Identifying the number of clusters required to optimize a K-means Model

• There are a few methods to identify the number of clusters required to optimize a K-means model i.e. Elbow method, average silhouette method and gap statistic method.
• We carry out both elbow and average silhouette method to determine the number of clusters.
• Elbow method - Figure 1 shows that a visible bend can be spotted at number 2, so it says that the dataset likely has 2 clusters.
• Average silhouette method - Figure 2 shows that the highest silhouette coefficient is seen to be for the cluster 2, so the dataset likely has 2 clusters.
• By the results from both the methods, we can conclude that there are 2 clusters to be required to optimize the K-means model.

Compare the SVM Algorithm to the Clustering Algorithm

• In the output obtained for both the algorithms, in SVM, the confusion matrix depicts the True Positive of SVM (69) is more than Ture Positive of K-means Clustering (356).
• This automatically affects the False Negative of SVM (3) and False Negative of K-means Clustering (1).
• We also see a difference in the values of precision for B (Benign) for SVM (0.97) as compared to the values of precision for B (Benign) for Naïve Bayes (0.81).
• We also see a difference in the values of recall for M (Malignant) for SVM (0.95) as compared to the values of recall for M (Malignant) for K-means Clustering (0.61).
• We also see a difference in the values of f1-score for M (Malignant) for SVM (0.94) as compared to the values of f1-score for M (Malignant) for Naïve Bayes (0.76).
• The macro and weighted averages of both the algorithms differ from the each other, the values of SVM are higher in all.
• All these factors affect the overall accuracy on the algorithm which is 96% for SVM and 85% for K-means Clustering.

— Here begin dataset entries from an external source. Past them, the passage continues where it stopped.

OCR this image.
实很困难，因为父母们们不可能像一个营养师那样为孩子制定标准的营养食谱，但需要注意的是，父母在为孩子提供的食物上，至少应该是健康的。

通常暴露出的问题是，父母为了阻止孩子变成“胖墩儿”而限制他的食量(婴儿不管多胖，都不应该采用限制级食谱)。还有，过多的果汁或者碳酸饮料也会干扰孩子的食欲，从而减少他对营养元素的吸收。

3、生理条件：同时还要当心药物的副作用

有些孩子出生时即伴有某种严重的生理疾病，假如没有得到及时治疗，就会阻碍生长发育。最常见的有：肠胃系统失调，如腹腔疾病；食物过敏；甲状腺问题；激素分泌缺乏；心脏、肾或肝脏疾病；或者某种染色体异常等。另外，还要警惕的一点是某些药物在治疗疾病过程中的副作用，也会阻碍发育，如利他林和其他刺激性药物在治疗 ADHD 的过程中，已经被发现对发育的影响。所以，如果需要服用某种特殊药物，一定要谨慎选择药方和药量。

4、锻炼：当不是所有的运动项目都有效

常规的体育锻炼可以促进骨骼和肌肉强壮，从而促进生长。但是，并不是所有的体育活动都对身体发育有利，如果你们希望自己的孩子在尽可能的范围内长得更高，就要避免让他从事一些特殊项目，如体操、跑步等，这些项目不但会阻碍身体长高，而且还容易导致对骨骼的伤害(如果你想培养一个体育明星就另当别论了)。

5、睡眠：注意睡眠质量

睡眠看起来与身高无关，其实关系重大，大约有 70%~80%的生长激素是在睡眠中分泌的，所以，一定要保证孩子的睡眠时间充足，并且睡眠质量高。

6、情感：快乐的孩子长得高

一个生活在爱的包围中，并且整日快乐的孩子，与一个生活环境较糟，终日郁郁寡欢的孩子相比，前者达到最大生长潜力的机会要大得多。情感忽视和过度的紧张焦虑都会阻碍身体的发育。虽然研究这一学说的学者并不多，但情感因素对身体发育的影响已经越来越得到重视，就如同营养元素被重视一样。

How the clustering analysis helps if the dataset doesn’t include the dependent variable

• As clustering tries to find a structure in the data, it becomes very important for unsupervised learning.
• When the dependent variable is not included in the dataset, the clustering analysis organizes elements into groups where it can find any similarities.
• In this dataset, if the diagnosis column is not included, we can still carry out the analysis and make clusters.
• Distance based clustering is a great way to analyze when it is not labeled, it calculates and measures the distance between any two or more points and determines its nature, this is how clustering analysis helps us in unsupervised learning.
• The centroids play a very crucial role in determining the clusters, different location of these centroids pan out a different analysis.
• These centroids are to relate to every data point, when all the points are covered, the grouping is concluded.